Lefteris has told me privately that full time contributors to Rotki make $30k - $50k per year.
That was supposed to be private!!1oneone. ![]()
(kidding).
So It’s true. We are ready to pay up to $80k for the most senior engineer position but we have not yet found a good match for such a position.
But indeed from these numbers you can see, that a lot is possible with smaller numbers. And it’s not we don’t want to pay more. We just can’t afford it since we are a small self-funded startup with some community support via gitcoin grants.
- If I were to start this project all over again, should I have gone the Giveth/Rotki route?
I would definitely have gone with something leaner. But in retrospect we are all geniuses.
- Is the DAO in for more hard times if it continues Holdings’ compensation patterns?
Absolutely. This is not sustainable.
- Is there a DAO-wide compensation policy in the works? Should this policy be consistent in both times of abundance & scarcity?
That would be nice and would make sense as part of the DAO Ops subgroup.
- Can the DAO sustain these compensation policies if we are no longer the market leader ?

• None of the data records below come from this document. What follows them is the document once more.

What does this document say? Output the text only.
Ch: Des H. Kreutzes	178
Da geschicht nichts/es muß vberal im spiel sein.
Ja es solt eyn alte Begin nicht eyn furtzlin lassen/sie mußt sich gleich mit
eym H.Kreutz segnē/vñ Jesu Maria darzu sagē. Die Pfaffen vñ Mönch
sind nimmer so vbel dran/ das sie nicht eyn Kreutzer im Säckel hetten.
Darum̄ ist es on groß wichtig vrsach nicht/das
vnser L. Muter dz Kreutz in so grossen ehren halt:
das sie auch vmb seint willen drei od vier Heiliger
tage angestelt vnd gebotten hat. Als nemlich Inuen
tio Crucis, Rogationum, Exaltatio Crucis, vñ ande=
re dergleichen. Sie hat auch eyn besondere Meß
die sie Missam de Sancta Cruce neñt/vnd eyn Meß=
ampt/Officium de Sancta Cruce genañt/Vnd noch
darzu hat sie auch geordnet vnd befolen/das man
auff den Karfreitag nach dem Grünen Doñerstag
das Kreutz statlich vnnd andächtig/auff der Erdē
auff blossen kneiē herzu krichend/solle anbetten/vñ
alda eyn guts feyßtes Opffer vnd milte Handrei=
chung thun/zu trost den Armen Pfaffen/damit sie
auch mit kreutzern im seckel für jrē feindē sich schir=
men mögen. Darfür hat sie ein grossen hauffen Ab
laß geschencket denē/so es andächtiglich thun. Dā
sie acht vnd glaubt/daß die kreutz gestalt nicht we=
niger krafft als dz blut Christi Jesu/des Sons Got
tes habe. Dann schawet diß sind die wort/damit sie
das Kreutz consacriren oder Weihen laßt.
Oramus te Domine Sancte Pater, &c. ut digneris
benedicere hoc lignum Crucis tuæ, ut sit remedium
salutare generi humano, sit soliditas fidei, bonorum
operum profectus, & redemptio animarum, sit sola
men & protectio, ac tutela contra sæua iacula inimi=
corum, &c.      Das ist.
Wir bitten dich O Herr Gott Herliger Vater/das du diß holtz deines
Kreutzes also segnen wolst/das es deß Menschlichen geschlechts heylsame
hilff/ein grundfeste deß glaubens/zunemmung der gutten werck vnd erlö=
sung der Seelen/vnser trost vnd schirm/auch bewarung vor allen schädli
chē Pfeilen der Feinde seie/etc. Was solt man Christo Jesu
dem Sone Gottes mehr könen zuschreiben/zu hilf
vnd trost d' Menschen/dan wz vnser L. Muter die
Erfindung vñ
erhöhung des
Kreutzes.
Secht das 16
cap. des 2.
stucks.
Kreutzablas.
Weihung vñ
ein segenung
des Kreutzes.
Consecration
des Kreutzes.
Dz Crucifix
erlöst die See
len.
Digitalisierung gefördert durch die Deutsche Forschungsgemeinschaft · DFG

It’s not a question of can (I think it can’t), but if it should. And imo it should not. It should try to become a lean machine that spends only as much as it needs to spend and not a penny more. If there is any income, that income creates a surplus and we got abundance then we can revisit this.
- What is the DAOs compensation model? What are the workstreams compensation models?
So far I see each workgroup doing their own thing and following no rules/framework/patterns. It would be nice to standardize everything as part of the DAOOps workgroup.
- What would have to be true for the DAO to create great software, become a market leader, get to financial sustainability, and pay web2-competitive salaries (the virtuous cycle I personally think the DAO should be aiming)
Here I am gonna say something you may not like to hear. I don’t think DAOs can build good software. A DAO is a very political machine, getting into governance, trying to get everyone heard, doing votes, politics and what not.
Good software is built by 1-2 architects/CTO and a small, lean and effective development team.
I don’t think a DAO can build good software. Perhaps it can hire a team that will be able to and maybe create a very good and clear specification for them to implement.